To find the area bounded by the curves \( y = \frac{1}{x} \) and \( y = \frac{1}{2x - 1} \) from \( x = 1 \) to \( x = 2 \), we will follow these steps: ### Step 1: Find the points of intersection We need to set the two equations equal to each other to find the points of intersection: \[ \frac{1}{x} = \frac{1}{2x - 1} \] Cross-multiplying gives: \[ 2x - 1 = x \] Solving for \( x \): \[ 2x - x = 1 \implies x = 1 \] Now, substituting \( x = 1 \) back into either equation to find \( y \): \[ y = \frac{1}{1} = 1 \] So, one point of intersection is \( (1, 1) \).
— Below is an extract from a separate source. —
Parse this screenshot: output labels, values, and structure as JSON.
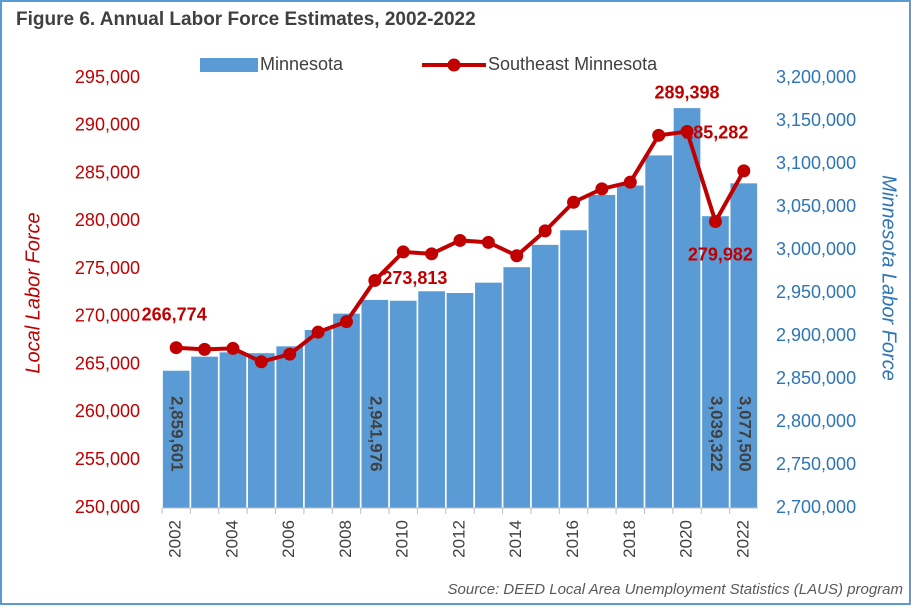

Now, we check if there are any other intersections in the interval \( x = 1 \) to \( x = 2 \): Substituting \( x = 2 \): \[ y = \frac{1}{2} \quad \text{and} \quad y = \frac{1}{3} \] Since \( y = \frac{1}{x} \) is decreasing and \( y = \frac{1}{2x - 1} \) is also decreasing, there are no other intersections in this interval. ### Step 2: Set up the integral for the area The area \( A \) between the curves from \( x = 1 \) to \( x = 2 \) can be found using the integral: \[ A = \int_{1}^{2} \left( \frac{1}{x} - \frac{1}{2x - 1} \right) dx \] ### Step 3: Calculate the integral Now we compute the integral: \[ A = \int_{1}^{2} \left( \frac{1}{x} - \frac{1}{2x - 1} \right) dx \] This can be split into two separate integrals: \[ A = \int_{1}^{2} \frac{1}{x} \, dx - \int_{1}^{2} \frac{1}{2x - 1} \, dx \] Calculating the first integral: \[ \int \frac{1}{x} \, dx = \ln |x| \quad \Rightarrow \quad \left[ \ln x \right]_{1}^{2} = \ln 2 - \ln 1 = \ln 2 \] Calculating the second integral: \[ \int \frac{1}{2x - 1} \, dx = \frac{1}{2} \ln |2x - 1| \quad \Rightarrow \quad \left[ \frac{1}{2} \ln |2x - 1| \right]_{1}^{2} \] Calculating at the bounds: \[ = \frac{1}{2} \left( \ln(3) - \ln(1) \right) = \frac{1}{2} \ln(3) \] ### Step 4: Combine the results Now substituting back into the area formula: \[ A = \ln 2 - \frac{1}{2} \ln 3 \] Using properties of logarithms: \[ A = \ln \left( \frac{2}{\sqrt{3}} \right) \] ### Step 5: Relate to the given area We know from the problem statement that the area is \( \ln(a) \). Thus: \[ \ln(a) = \ln \left( \frac{2}{\sqrt{3}} \right) \implies a = \frac{2}{\sqrt{3}} \] ### Step 6: Calculate \( 3a^2 \) Now we need to find \( 3a^2 \): \[ a^2 = \left( \frac{2}{\sqrt{3}} \right)^2 = \frac{4}{3} \] Thus, \[ 3a^2 = 3 \cdot \frac{4}{3} = 4 \] ### Final Answer The value of \( 3a^2 \) is \( \boxed{4} \).